Ich hab an der Stelle drüber nachgedacht einfach aufzuhören und es gut sein zu lassen, aber dann habe ich mir gedacht: Nö, "dabei sein ist alles", jetzt aber richtig! :D
Dann starte ich halt ein zweites Flugzeug, tanke schnell ein bisschen auf und fliege dann weiter. Das Auftanken ist nicht verboten und von Startplätzen für andere Flugzeuge
steht nix in den Regeln, wie auch, mit dem Schwachsinn rechnet ja keiner :evil: :D


Doof nur, dass die nächste Basis über 150km entfernt war und nichtmal ne Runway hatte, sondern bloß nen doofen Helilandeplatz. :pinch:
Gut für mich, dass ich vor Urzeiten mal ein Berge-VTOL namens SR77H-Skyranger gebaut habe, was ein großes VTOL für genau solche Einsätze mit großer Reichweite ist. Das Ding aus der 1.1.3
gezogen wo ich es bei der EXPO ausgestellt hatte, schnell abgestaubt, nen Tank reingebaut und gogogo.
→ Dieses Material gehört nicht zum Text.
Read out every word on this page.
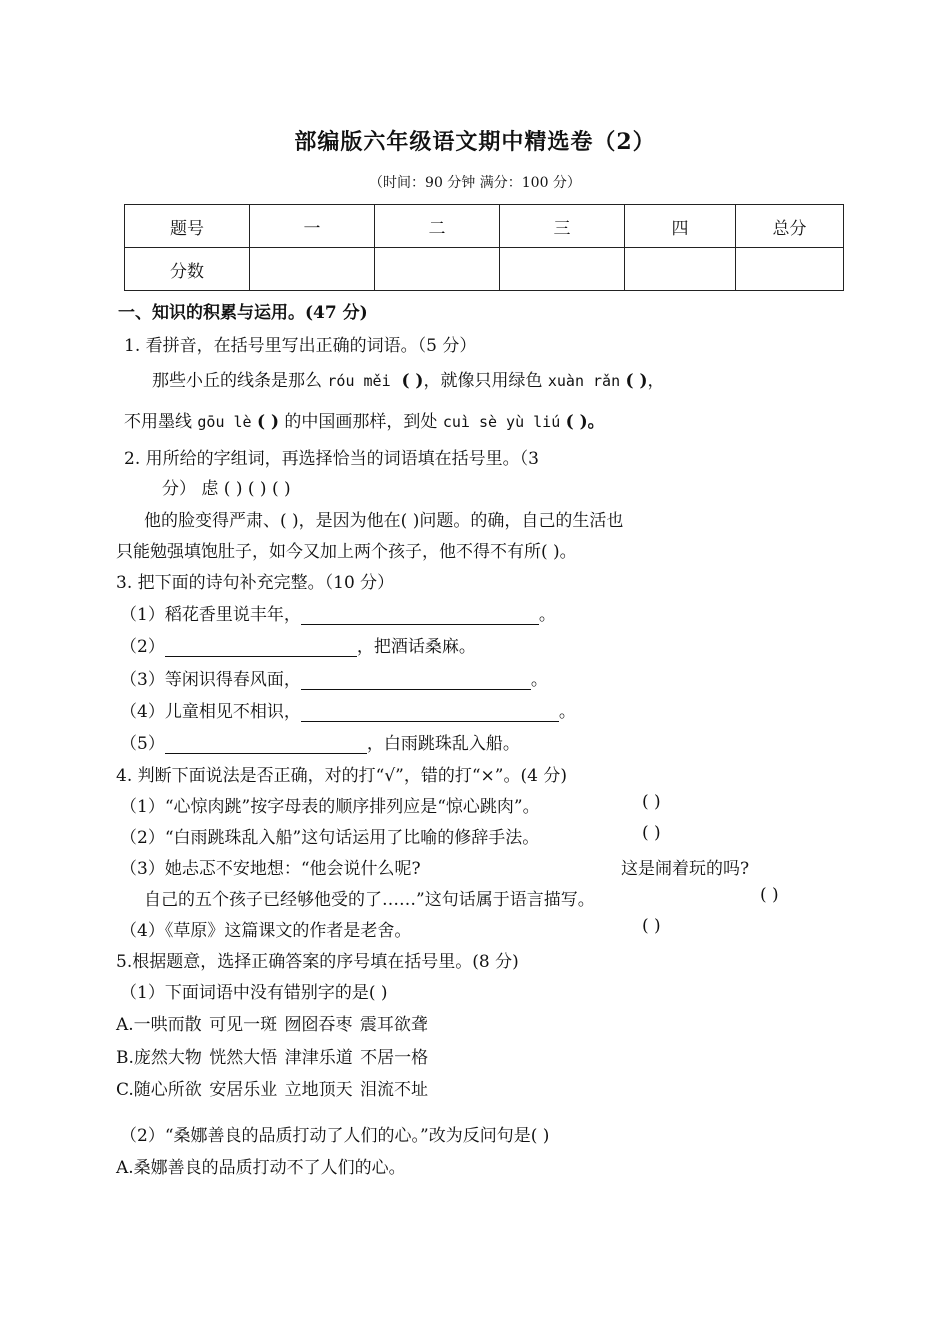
部编版六年级语文期中精选卷（2）
（时间：90 分钟 满分：100 分）
题号	一	二	三	四	总分
分数					
一、知识的积累与运用。(47 分)
1. 看拼音，在括号里写出正确的词语。（5 分）
那些小丘的线条是那么 róu měi ( )，就像只用绿色 xuàn rǎn ( )，
不用墨线 gōu lè ( ) 的中国画那样，到处 cuì sè yù liú ( )。
2. 用所给的字组词，再选择恰当的词语填在括号里。（3
分） 虑 ( ) ( ) ( )
他的脸变得严肃、( )，是因为他在( )问题。的确，自己的生活也
只能勉强填饱肚子，如今又加上两个孩子，他不得不有所( )。
3. 把下面的诗句补充完整。（10 分）
（1）稻花香里说丰年，	。
（2）	，把酒话桑麻。
（3）等闲识得春风面，	。
（4）儿童相见不相识，	。
（5）	，白雨跳珠乱入船。
4. 判断下面说法是否正确，对的打“√”，错的打“×”。(4 分)
（1）“心惊肉跳”按字母表的顺序排列应是“惊心跳肉”。	( )
（2）“白雨跳珠乱入船”这句话运用了比喻的修辞手法。	( )
（3）她忐忑不安地想：“他会说什么呢?	这是闹着玩的吗?
自己的五个孩子已经够他受的了……”这句话属于语言描写。	( )
（4）《草原》这篇课文的作者是老舍。	( )
5.根据题意，选择正确答案的序号填在括号里。(8 分)
（1）下面词语中没有错别字的是( )
A.一哄而散 可见一斑 囫囵吞枣 震耳欲聋
B.庞然大物 恍然大悟 津津乐道 不居一格
C.随心所欲 安居乐业 立地顶天 泪流不址
（2）“桑娜善良的品质打动了人们的心。”改为反问句是( )
A.桑娜善良的品质打动不了人们的心。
Nur 3 Hotfixes später war das Ding dann auch tatsächlich flugfertig und ich bin losgeflogen, mit einem mehr als holprigem Start, aber hey, was erwartet man von einem 50t VTOL ^^ :D
Natürlich auch erstmal schön in die falsche Richtung losgedüst, und dann im Gebirge festgehangen, weil man erst höhe gewinnen muss bevor man das Tal verlassen kann... :whistling: :crylaugh:
Aber man hat ja 4000l LiquidFuel an Bord und ein bisschen spielraum für so Späße. In der Tat hat man sogar so viel LiquidFuel an Bord dass man die ganzen 150km lang den Nachbrenner laufen lassen kann
und auf dem Weg noch ein paar Screenshots machen kann, während man das Ding eintrimmt.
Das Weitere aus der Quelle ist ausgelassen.